A festa, realizada na madrugada de domingo (15) na Marquês de Sapucaí, incluiu uma narrativa da vida de Lula — da infância pobre ao comando do país — e acabou se tornando alvo de representações no Tribunal Superior Eleitoral (TSE). O senador Flávio Bolsonaro (PL-RJ) anunciou que acionará a Corte contra o desfile, afirmando que o evento teria atuado como propaganda eleitoral antecipada financiada com recursos públicos.
O partido Novo também disse que buscará judicialmente a inelegibilidade do presidente, argumentando que a apresentação funcionou como instrumento de campanha e abuso de poder político e econômico. A legenda afirma que uma vez registrada a candidatura de Lula, apresentará uma Ação de Investigação Judicial Eleitoral (AIJE) junto ao TSE.
Por outro lado, os organizadores e apoiadores da Acadêmicos de Niterói negam qualquer intenção eleitoral no enredo.
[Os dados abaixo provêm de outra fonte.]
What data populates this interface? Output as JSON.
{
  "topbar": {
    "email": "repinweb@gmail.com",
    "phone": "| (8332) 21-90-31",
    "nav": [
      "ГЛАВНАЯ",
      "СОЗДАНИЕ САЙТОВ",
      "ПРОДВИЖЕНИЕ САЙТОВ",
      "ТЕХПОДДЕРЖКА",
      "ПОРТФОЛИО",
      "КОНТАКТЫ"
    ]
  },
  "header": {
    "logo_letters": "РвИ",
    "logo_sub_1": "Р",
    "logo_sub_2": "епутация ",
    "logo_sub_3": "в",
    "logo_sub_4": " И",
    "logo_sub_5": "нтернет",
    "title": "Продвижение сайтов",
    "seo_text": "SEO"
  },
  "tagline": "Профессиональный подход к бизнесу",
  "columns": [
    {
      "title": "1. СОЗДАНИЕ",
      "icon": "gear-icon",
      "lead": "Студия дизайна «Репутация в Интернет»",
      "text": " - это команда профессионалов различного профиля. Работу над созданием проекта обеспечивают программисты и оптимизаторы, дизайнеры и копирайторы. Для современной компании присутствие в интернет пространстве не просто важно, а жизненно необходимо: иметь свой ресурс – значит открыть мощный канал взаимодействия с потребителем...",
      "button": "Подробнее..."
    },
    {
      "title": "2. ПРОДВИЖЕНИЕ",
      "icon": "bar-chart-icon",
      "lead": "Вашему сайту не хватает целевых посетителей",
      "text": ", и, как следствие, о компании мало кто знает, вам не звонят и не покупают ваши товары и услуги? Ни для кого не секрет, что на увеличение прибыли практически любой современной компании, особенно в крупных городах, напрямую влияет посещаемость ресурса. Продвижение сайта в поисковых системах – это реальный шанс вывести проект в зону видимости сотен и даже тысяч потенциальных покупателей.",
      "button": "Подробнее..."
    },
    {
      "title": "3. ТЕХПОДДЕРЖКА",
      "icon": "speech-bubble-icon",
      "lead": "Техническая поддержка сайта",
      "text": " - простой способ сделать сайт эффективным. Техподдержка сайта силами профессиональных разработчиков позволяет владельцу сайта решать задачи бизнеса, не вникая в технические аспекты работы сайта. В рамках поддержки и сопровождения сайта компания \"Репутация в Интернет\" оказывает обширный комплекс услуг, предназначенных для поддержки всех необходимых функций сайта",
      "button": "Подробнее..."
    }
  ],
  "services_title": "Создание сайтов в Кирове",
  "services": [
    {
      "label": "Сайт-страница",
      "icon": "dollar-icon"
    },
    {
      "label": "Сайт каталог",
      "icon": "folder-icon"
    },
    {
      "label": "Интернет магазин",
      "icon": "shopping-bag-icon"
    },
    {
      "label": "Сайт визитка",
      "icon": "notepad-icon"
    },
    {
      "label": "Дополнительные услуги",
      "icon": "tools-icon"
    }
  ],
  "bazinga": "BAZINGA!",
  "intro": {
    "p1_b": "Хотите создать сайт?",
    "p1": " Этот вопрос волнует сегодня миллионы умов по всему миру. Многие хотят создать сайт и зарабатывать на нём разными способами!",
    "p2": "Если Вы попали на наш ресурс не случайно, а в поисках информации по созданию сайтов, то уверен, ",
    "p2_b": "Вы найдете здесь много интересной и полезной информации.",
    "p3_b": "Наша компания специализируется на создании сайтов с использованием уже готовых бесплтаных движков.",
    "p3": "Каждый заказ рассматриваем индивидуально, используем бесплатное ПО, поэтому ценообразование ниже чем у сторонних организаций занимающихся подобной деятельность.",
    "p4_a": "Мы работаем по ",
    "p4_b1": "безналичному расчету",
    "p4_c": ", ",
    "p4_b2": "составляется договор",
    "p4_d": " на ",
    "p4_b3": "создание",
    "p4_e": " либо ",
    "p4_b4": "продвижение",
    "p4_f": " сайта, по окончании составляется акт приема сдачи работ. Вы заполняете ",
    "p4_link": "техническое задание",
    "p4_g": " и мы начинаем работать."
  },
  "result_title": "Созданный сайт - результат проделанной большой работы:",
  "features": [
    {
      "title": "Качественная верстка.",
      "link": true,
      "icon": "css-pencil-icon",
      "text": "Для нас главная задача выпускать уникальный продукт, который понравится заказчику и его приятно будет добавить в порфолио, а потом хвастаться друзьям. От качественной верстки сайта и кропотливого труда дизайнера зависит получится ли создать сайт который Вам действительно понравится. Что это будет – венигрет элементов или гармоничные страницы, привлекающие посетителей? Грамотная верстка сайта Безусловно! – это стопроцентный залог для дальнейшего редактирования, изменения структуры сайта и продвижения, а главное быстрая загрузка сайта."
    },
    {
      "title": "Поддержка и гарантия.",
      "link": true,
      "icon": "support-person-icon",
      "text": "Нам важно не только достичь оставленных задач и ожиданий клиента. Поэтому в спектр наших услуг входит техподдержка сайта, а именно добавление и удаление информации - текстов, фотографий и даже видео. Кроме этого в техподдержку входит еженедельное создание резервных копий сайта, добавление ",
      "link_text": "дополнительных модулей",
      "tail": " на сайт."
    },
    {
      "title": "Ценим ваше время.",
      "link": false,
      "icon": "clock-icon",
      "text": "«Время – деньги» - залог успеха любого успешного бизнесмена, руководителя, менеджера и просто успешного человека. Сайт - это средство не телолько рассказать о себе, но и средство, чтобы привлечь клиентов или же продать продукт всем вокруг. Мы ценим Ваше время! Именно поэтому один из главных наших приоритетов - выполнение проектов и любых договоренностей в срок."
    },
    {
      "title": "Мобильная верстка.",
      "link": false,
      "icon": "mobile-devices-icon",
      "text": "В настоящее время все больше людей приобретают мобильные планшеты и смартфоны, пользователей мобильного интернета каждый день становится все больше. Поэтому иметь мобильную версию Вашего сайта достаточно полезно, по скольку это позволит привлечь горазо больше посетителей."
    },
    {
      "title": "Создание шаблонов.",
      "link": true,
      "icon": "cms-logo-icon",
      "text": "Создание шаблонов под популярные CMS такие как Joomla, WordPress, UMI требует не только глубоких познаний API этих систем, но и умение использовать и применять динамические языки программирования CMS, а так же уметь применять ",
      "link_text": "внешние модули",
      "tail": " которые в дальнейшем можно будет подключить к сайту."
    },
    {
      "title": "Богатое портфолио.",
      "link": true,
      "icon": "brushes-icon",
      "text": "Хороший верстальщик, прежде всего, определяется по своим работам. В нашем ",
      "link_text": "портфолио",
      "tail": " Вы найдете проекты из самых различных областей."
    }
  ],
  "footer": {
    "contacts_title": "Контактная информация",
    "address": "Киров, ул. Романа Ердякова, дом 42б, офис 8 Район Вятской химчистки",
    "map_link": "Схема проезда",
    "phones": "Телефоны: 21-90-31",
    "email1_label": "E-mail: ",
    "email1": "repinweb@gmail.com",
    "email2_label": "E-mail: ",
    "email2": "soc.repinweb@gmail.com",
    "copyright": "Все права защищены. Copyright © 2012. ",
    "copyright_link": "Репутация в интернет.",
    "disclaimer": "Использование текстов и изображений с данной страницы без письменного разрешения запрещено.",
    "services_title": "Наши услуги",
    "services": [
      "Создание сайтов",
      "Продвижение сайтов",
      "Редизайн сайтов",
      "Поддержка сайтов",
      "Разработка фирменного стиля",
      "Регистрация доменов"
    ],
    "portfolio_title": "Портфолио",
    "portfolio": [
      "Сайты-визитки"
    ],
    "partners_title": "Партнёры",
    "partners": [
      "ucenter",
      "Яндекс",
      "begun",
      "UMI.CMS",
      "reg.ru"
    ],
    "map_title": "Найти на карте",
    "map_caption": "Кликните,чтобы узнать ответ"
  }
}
Eles afirmam que o objetivo foi prestar uma homenagem cultural e biográfica à trajetória de um personagem histórico, não veicular pedido de voto ou propaganda política explícita.
Especialistas em direito eleitoral consultados por veículos de imprensa alertam, porém, que a oposição terá de apresentar provas concretas de irregularidades para que a Justiça Eleitoral consiga sustentar qualquer acusação de crime eleitoral no caso.
O episódio ocorreu em ano de eleição presidencial, o que intensificou o debate sobre os limites entre manifestações culturais e propaganda política antecipada, e deverá seguir na agenda do Judiciário nos próximos dias.